Not always but highly likely - while evolutionary theory predicts that resisance will occur it cannot predict when or how and there is a limit to the theory. For example penicilli is the antibiotic against syphillis but there is no record of resisance against it despite evidence of it developing reisstance against newer antibiotics
How do parasites evolve resistance?
This is modelled through the Emergence, Establishment, Increase and Equillibrium (EEIE) model
1. Emergence is the first appearance of the resistant genotype in a population, This is done through a stochastic process which depends on mutation rates, immigration rate and population size
2. Establishment is the rise of the resistant genotype beyond the danger of immediate extinction. It depends on the selection coefficient and population size. The smaller the selective advantage and the smaller the population the more chance of the mutation perishing
3. Increase in the resistant genotype to high levels in the population is achieved though a deterministic process, It depends on the selection coefficient
4. Equilibrium is either when the resistant genotype co-exists with the wild type strain or the wild type becomes exctinct.
How is resistance acquired?
The first time a parasite evolves resistace it arises de novo. However later it may be acquired through transmission of the resistant strain to other hosts. The degree to which transmission evolved de novo over and over again or is acquired through transmission varies. For example, resistance often arises de novo for HIV and TB but is commonly acquired through transmission for malaria. This distinction is important for control efforts as acquired resistance offers additional option to prevent and manage resistance through the minimisation of transmition from treated patients
Can we stop the evolution of drug resistance?
No, but we can slow it down by using science to “evolution-proof” control programmes. There are four main factors we can control that influence the emergence, establishment, increase and equilibrium model of resistance:
1. Reduce population size (emergence, establishment)
2. Reduce selection coefficient (establishment, increase)
3. Reduce intensity of selection (Increase)
4. Reduce transmission (increase)
How do you reduce the intensity of selection?
The less drugs are used then the lower the intensity of selection. This can be done through mixing and cycling of drugs. When using different drugs against the same parasite the insenity of each drug is reduced. Cycling includes changing the schedule of the predominant first-line drugs for treatment. Mixing includes alternate assignment of drugs to consecutive patient
How can you reduce population size?
The likelihood of beneficial mutants arising is proportional to the population size, therefore reducing the population size fast can slow down the evolution of drug resistance. This can be done with a high dose of an effective drug and by controlling transmission to target existing infections and prevent new ones - element of speed is crucial. Sub-optimal drug doses won’t work and non-adherance can also promote further evolution by not completely clearing the infection.

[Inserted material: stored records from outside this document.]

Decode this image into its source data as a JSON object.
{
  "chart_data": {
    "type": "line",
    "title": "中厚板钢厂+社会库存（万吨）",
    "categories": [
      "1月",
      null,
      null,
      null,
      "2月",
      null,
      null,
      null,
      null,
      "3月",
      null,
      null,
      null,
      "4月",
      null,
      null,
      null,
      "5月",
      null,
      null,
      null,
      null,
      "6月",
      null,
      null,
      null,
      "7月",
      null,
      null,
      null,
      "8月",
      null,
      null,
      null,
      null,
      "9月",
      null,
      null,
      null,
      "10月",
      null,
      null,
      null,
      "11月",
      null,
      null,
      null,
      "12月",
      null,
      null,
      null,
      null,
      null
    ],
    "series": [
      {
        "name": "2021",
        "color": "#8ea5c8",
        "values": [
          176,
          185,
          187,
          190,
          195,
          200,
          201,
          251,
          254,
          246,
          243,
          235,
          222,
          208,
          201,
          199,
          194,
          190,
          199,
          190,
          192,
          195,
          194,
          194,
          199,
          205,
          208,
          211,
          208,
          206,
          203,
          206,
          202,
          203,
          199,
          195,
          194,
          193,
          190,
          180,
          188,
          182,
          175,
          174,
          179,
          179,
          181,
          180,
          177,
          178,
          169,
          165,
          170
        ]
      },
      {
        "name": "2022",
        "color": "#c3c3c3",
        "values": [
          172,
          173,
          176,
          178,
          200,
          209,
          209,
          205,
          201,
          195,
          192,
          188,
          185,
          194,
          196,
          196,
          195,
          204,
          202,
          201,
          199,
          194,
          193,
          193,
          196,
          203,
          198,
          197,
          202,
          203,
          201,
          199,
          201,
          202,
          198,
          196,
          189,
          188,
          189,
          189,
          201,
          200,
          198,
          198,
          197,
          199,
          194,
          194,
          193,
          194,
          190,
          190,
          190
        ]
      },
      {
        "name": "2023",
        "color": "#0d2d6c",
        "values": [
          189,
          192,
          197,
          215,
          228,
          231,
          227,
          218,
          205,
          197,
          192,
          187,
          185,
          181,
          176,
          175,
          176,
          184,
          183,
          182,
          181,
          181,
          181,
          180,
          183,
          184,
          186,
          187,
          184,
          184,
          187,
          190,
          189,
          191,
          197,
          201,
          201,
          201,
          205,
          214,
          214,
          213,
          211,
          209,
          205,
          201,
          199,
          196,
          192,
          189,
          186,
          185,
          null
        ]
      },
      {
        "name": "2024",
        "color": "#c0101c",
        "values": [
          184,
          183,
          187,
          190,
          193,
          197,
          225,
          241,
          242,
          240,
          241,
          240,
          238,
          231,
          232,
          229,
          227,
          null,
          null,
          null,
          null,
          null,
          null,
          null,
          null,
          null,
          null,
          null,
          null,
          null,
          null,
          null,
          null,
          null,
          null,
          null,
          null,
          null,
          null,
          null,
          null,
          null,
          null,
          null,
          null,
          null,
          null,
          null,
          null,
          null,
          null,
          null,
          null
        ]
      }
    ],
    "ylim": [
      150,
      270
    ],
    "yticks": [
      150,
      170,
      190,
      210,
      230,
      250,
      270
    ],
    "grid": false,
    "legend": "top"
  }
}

How can you reduce the selection coefficient?
Combination therapy of two or more drugs decreases the probability of de-novo resistance because the pathogen with two or more appropriate mutations is unlikely to exist or spontaneously arise. Through combination therapy, clearance of the infection is more likely and this is already recommended for HIV, TB and malaria.
How can you reduce transmission?
For diseases where drug resistance is acquired, like malaria, reducing transmission slows down the spread of resistant genotypes. Reducing transmission can be done through multiple interventions depending on the route of transmission e.g. hygienic measures for waterborne, condoms for STIs, vector control products for vectorborne.